This package provides tools for analyzing meiotic recombination, runs of homozygosity, and long-distance haplotype phase in family-based genetic data.
inferRecom enables rapid, accurate detection of meiotic
recombination in nuclear families. The following vignette detects
recombination in a simulated set of pedigrees of varying sizes based on
the CEU cohort from the 1000 Genomes Project using the package
sim1000G and formatted in PLINK binary format. The
sex-specific recombination rate maps in Europeans used in this example
were generated by Bhérer, et al., and are available via Github.
This vignette also showcases several auxiliary functions that facilitate visualization, analysis of regions of homozygosity, and chromosome-scale phasing of informative markers.
The first section demonstrates the core function xoDetect(), which localizes and individualizes recombination in families with both parents and three or more children, and localizes recombination in families with both parents and exactly two children. It filters artifacts arising from genotyping error and other experimental error using the default SNP-based criterion of five consecutive informative SNPs to confirm a recombination event, as well as a map-based criterion of one centiMorgan to confirm a recombination event.
# Detect recombinations in families with two parents and three or more children
# and families with two parents and exactly two children
# Filter for recombination with SNP-based and cM-based filters at default values
# Option to select for only SNPs that have an rs number is disabled by default
exampleDir <- system.file("extdata", package = "inferRecom")
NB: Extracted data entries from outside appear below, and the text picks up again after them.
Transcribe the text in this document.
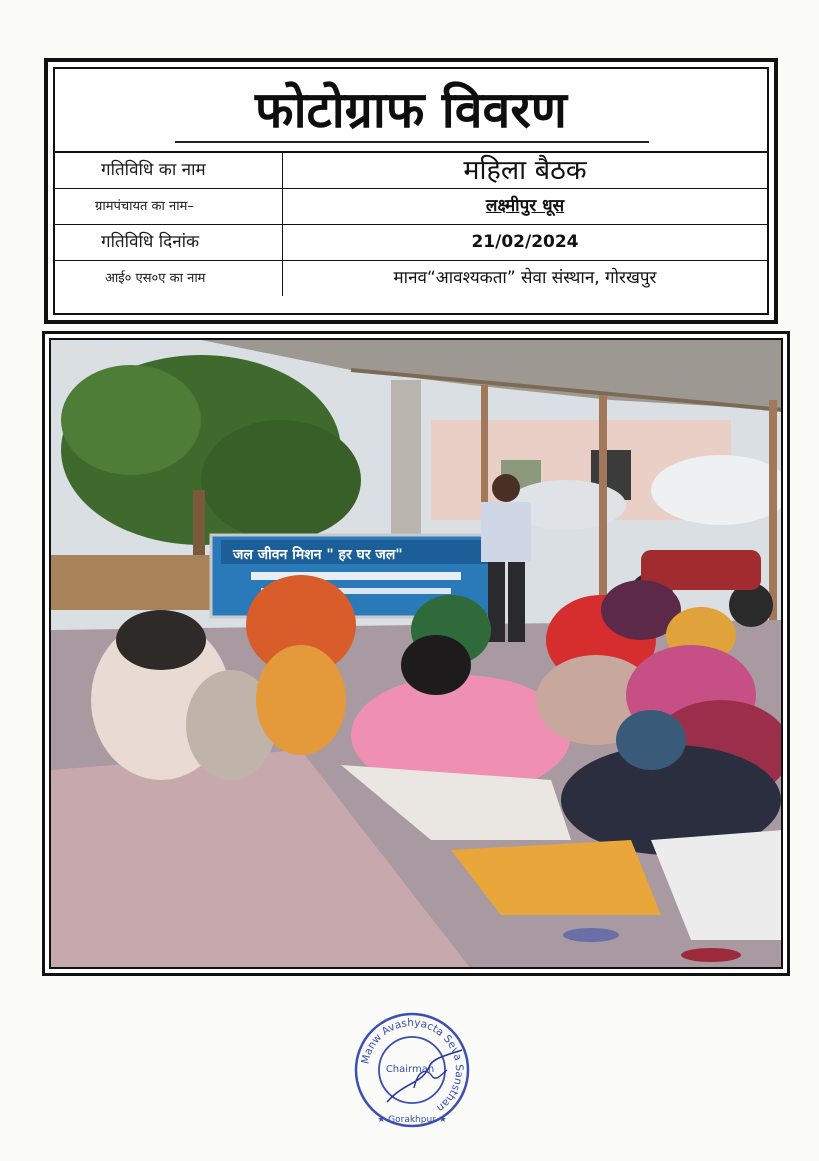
फोटोग्राफ विवरण
गतिविधि का नाम	महिला बैठक
ग्रामपंचायत का नाम–	लक्ष्मीपुर धूस
गतिविधि दिनांक	21/02/2024
आई० एस०ए का नाम	मानव“आवश्यकता” सेवा संस्थान, गोरखपुर
जल जीवन मिशन " हर घर जल"
Manw Avashyacta Seva Sansthan
★ Gorakhpur ★
Chairman
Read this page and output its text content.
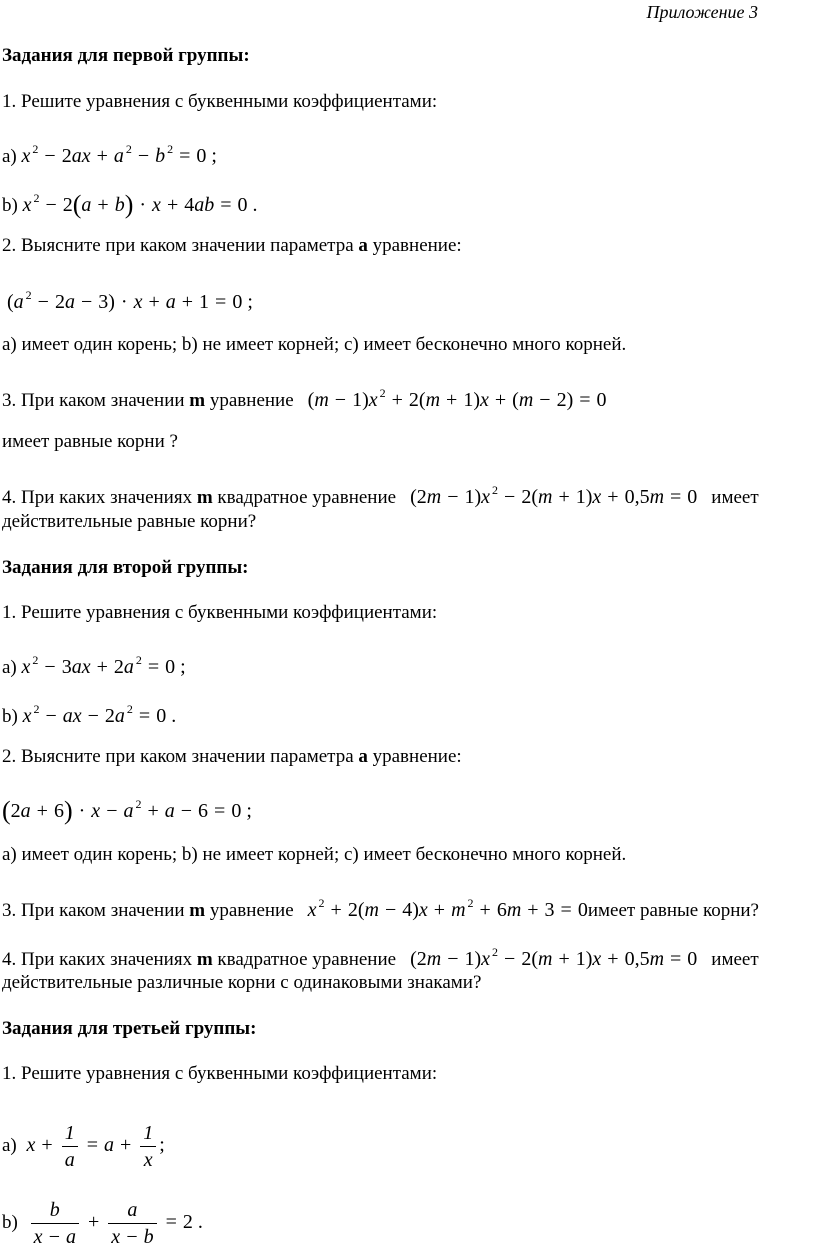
Приложение 3
Задания для первой группы:
1. Решите уравнения с буквенными коэффициентами:
a) x $^2$ − 2ax + a $^2$ − b $^2$ = 0 ;
b) x $^2$ − 2(a + b) · x + 4ab = 0 .
2. Выясните при каком значении параметра a уравнение:
(a $^2$ − 2a − 3) · x + a + 1 = 0 ;
a) имеет один корень; b) не имеет корней; c) имеет бесконечно много корней.
3. При каком значении m уравнение (m − 1)x $^2$ + 2(m + 1)x + (m − 2) = 0
имеет равные корни ?
4. При каких значениях m квадратное уравнение (2m − 1)x $^2$ − 2(m + 1)x + 0,5m = 0 имеет
действительные равные корни?
Задания для второй группы:
1. Решите уравнения с буквенными коэффициентами:
a) x $^2$ − 3ax + 2a $^2$ = 0 ;
b) x $^2$ − ax − 2a $^2$ = 0 .
2. Выясните при каком значении параметра a уравнение:
(2a + 6) · x − a $^2$ + a − 6 = 0 ;
a) имеет один корень; b) не имеет корней; c) имеет бесконечно много корней.
3. При каком значении m уравнение x $^2$ + 2(m − 4)x + m $^2$ + 6m + 3 = 0имеет равные корни?
4. При каких значениях m квадратное уравнение (2m − 1)x $^2$ − 2(m + 1)x + 0,5m = 0 имеет
действительные различные корни с одинаковыми знаками?
Задания для третьей группы:
1. Решите уравнения с буквенными коэффициентами:
a) $x + \frac{1}{a} = a + \frac{1}{x}$ ;
$b) \frac{b}{x - a} + \frac{a}{x - b} = 2$ .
simCEU <- file.path(exampleDir, "simCEU")
mapFemale <- file.path(exampleDir, "female_chr4.txt")
mapMale <- file.path(exampleDir, "male_chr4.txt")
pat3 <- xoDetect(simCEU, mapMale, familySize = 3, parent = "father", caseControl = FALSE)
mat3 <- xoDetect(simCEU, mapFemale, familySize = 3, parent = "mother", caseControl = FALSE)
pat2 <- xoDetect(simCEU, mapMale, familySize = 2, parent = "father")
mat2 <- xoDetect(simCEU, mapFemale, familySize = 2, parent = "mother")
pat3
#> GRanges object with 3 ranges and 6 metadata columns:
#> seqnames ranges strand | childId familyId startSnp
#> <Rle> <IRanges> <Rle> | <character> <character> <character>
#> [1] chr4 78432058-78432285 * | F6C2 F6 rs10026702
#> [2] chr4 78393878-78424195 * | F8C3 F8 rs4450960
#> [3] chr4 78084453-78100731 * | F8C5 F8 rs17327923
#> finishSnp startCm finishCm
#> <character> <numeric> <numeric>
#> [1] rs10026918 57.3462 57.3462
#> [2] rs17400095 57.3424 57.3462
#> [3] rs2645687 57.3172 57.3178
#> -------
#> seqinfo: 1 sequence from an unspecified genome; no seqlengthsThe output of the functions is a GRanges object or list showing the individual/family IDs, SNP IDs, locations, and recombination rate map centiMorgan distances for each recombination. Given that families with two children do not have sufficient information to infer the recombinant child, the ‘CHILD’ column is omitted in the output. If the caseControl option is specified, a list of GRanges separated by case/control status is returned. The results with the default filtering parameters are shown below.
Filtering for closely-spaced events can remove genotyping error and other artefacts in the data that are not consistent with true homologous recombination. The default value for the SNP filter is 5, and for the genetic-distance filter is 1cM. Setting the genetic distance-based filter to 0 removes the genetic distance condition altogether. For comparison, the output below shows paternal recombinations in families with three or more children without the genetic distance filter.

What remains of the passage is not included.